PERU'S government has declared an environmental state of emergency in a remote Amazon jungle region it says has been affected by years of contamination at the country's most productive oil fields.
Indigenous groups in the Pastaza River basin near the Ecuador border have been complaining for years about the pollution and the failure of successive governments to address it.
Authorities say one reason the pollution was never addressed is that until now Peru lacked the requisite environmental quality standards.
In declaring the emergency, Peru's Environment Ministry on Monday said the contamination included high levels of lead, barium and chromium as well as petroleum-related compounds.
The region is inhabited mostly by the Quechua and Ashuar, who are primarily hunter-gatherers.
The fields have been operated for roughly 12 years by Argentina-based Pluspetrol, the country's biggest oil and natural gas producer, which will be obliged to clean up the contamination, Environment Minister Manuel Pulgar-Vidal said.
But the government also made clear that the field's previous operator, Occidental Petroleum, had not adequately remediated contamination either.
It began drilling there in 1971. Pluspetrol took over in 2001.
The 90-day emergency orders immediate action to reduce the risk of contamination to the local population.
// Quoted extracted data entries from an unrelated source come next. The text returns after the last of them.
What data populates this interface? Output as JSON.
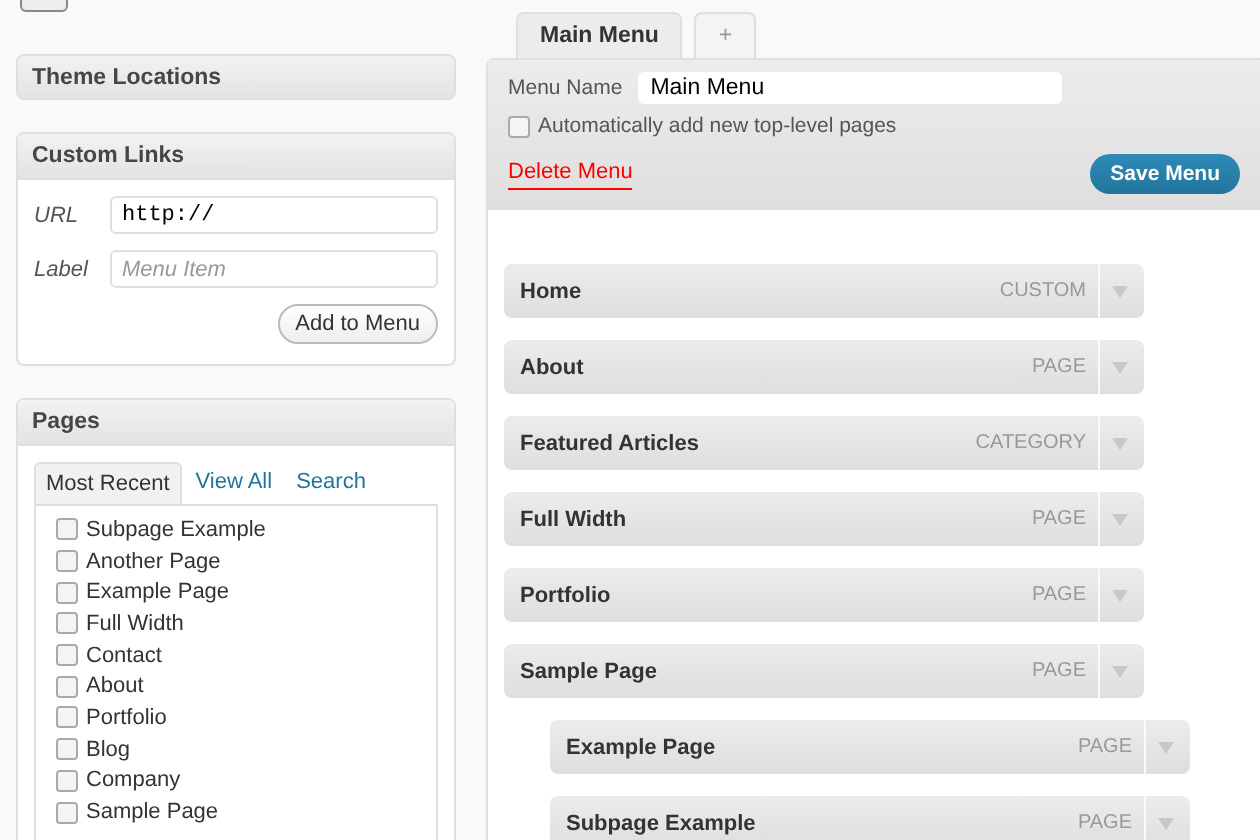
{
  "sidebar": {
    "theme_locations": {
      "title": "Theme Locations"
    },
    "custom_links": {
      "title": "Custom Links",
      "url_label": "URL",
      "url_value": "http://",
      "label_label": "Label",
      "label_placeholder": "Menu Item",
      "button": "Add to Menu"
    },
    "pages": {
      "title": "Pages",
      "tabs": [
        {
          "label": "Most Recent",
          "selected": true
        },
        {
          "label": "View All",
          "selected": false
        },
        {
          "label": "Search",
          "selected": false
        }
      ],
      "items": [
        {
          "label": "Subpage Example",
          "checked": false
        },
        {
          "label": "Another Page",
          "checked": false
        },
        {
          "label": "Example Page",
          "checked": false
        },
        {
          "label": "Full Width",
          "checked": false
        },
        {
          "label": "Contact",
          "checked": false
        },
        {
          "label": "About",
          "checked": false
        },
        {
          "label": "Portfolio",
          "checked": false
        },
        {
          "label": "Blog",
          "checked": false
        },
        {
          "label": "Company",
          "checked": false
        },
        {
          "label": "Sample Page",
          "checked": false
        }
      ]
    }
  },
  "menu_tabs": [
    {
      "label": "Main Menu",
      "selected": true
    },
    {
      "label": "+",
      "selected": false
    }
  ],
  "menu": {
    "name_label": "Menu Name",
    "name_value": "Main Menu",
    "auto_add": {
      "label": "Automatically add new top-level pages",
      "checked": false
    },
    "delete": "Delete Menu",
    "save": "Save Menu",
    "items": [
      {
        "title": "Home",
        "type": "CUSTOM"
      },
      {
        "title": "About",
        "type": "PAGE"
      },
      {
        "title": "Featured Articles",
        "type": "CATEGORY"
      },
      {
        "title": "Full Width",
        "type": "PAGE"
      },
      {
        "title": "Portfolio",
        "type": "PAGE"
      },
      {
        "title": "Sample Page",
        "type": "PAGE",
        "children": [
          {
            "title": "Example Page",
            "type": "PAGE"
          },
          {
            "title": "Subpage Example",
            "type": "PAGE"
          }
        ]
      }
    ]
  }
}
It follows an $US11 million ($A10.56 million) fine against Pluspetrol in January.
"We know that there has been bad environmental behaviour by the company," Pulgar-Vidal said.
Pluspetrol did not immediately respond to requests for comment.
Pulgar-Vidal did not describe the extent of the contamination or estimate what it would cost to clean up.
The Peruvian TV news program Panorama showed crude-permeated rivers and ponds in the area as well as the deteriorating oil pipeline that pumps crude to the Pacific coast.
The investigative weekly Hildebrand en sus Trece reported in 2010 that Pluspetrol had 78 oil spills in the region from 2006-2010, blamed for ailments including birth defects.